More than just your standard Hollywood rom-com, but undoubtedly an event beyond comprehension when the film opened in the Spring of 1990 in the US and UK.
Julia Roberts had established herself as a competent actress with her turns in the comedy drama MYSTIC PIZZA (1988) and the screen adaptation of STEEL MAGNOLIAS (1989), for which she got an Oscar nomination as Best Supporting Actress.
She went one better, as well as evolving into the highest-paid actress at that time in this update of PYGMALION / MY FAIR LADY as the hooker with a heart of gold, Vivian Ward who lives in a downtrodden apartment near Hollywood Boulevard with mentor and friend Kit De Luca (Laura San Giacomo)
Meanwhile, billionaire businessman Edward Lewis (Richard Gere) has just kissed his latest girlfriend Jessica goodbye in a phone call during a major business week in which he intends to look after Morse Industries, run by lifelong owner James Morse (Ralph Bellamy, TRADING PLACES).
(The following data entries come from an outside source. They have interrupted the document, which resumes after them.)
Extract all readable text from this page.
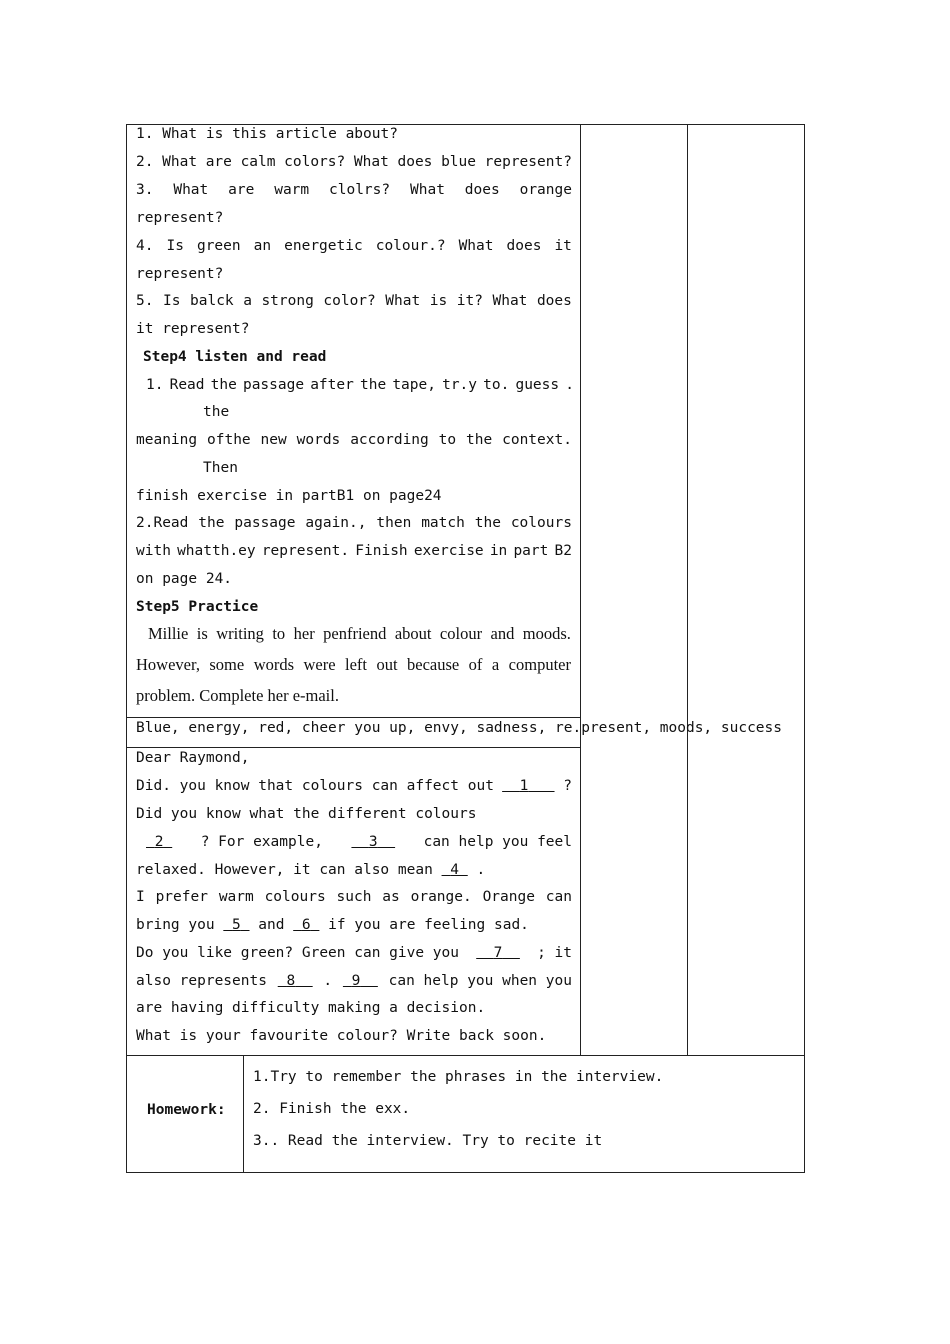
1. What is this article about?
2. What are calm colors? What does blue represent?
3. What are warm clolrs? What does orange
represent?
4. Is green an energetic colour.? What does it
represent?
5. Is balck a strong color? What is it? What does
it represent?
Step4 listen and read
1. Read the passage after the tape, tr.y to. guess .
the
meaning ofthe new words according to the context.
Then
finish exercise in partB1 on page24
2.Read the passage again., then match the colours
with whatth.ey represent. Finish exercise in part B2
on page 24.
Step5 Practice
Millie is writing to her penfriend about colour and moods.
However, some words were left out because of a computer
problem. Complete her e-mail.
Blue, energy, red, cheer you up, envy, sadness, re.present, moods, success
Dear Raymond,
Did. you know that colours can affect out	1 ?
Did you know what the different colours
2	? For example,	3	can help you feel
relaxed. However, it can also mean 4 .
I prefer warm colours such as orange. Orange can
bring you 5 and 6 if you are feeling sad.
Do you like green? Green can give you	7	; it
also represents	8	.	9	can help you when you
are having difficulty making a decision.
What is your favourite colour? Write back soon.
Homework:
1.Try to remember the phrases in the interview.
2. Finish the exx.
3.. Read the interview. Try to recite it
Unable to get the limo out of parking at the event, Edward borrows the Lotus of his lawyer Philip Stuckey (Jason Alexander) and gets lost in downtown Hollywood, where Vivian turns tricks on him for $20 and guides him to his room at the Beverly Wiltshire Hotel, whilst showing him how to drive the car properly, having learned a lot about cars in her home town of Georgia.
At the hotel, Vivian happily takes the $20 and is on her way home by bus, when Edward decides to invite her into the hotel. Staying overnight, Edward proposes that she work with him for seven days whilst in town for business, citing that he ‘doesn’t want any emotional attachments’.
Asking her to buy clothes, she heads out but falls foul of the snobbery in Rodeo Drive, but Edward decides to help her….
Without question one of the all-time great comedies and a movie that was sheer creative magic, thanks in no part to the evident chemistry between Gere and Roberts (Gere was also making positive waves in a comeback with the police thriller INTERNAL AFFAIRS (directed by Mike Figgis, LEAVING LAS VEGAS) and a movie of change and transformation (the shopping sequence is one of the all-time great montages to the tune of OH, PRETTY WOMAN by Roy Orbison)
The original script, titled 3000 and written by JF Lawton (who also scripted UNDER SIEGE) was a much darker affair until it was reworked for a more upbeat version at the blockbusting status it is now. I think it works well. San Giacomo (SEX, LIES AND VIDEOTAPE, Steven Soderbergh’s debut knockout film) also adds some excellent support.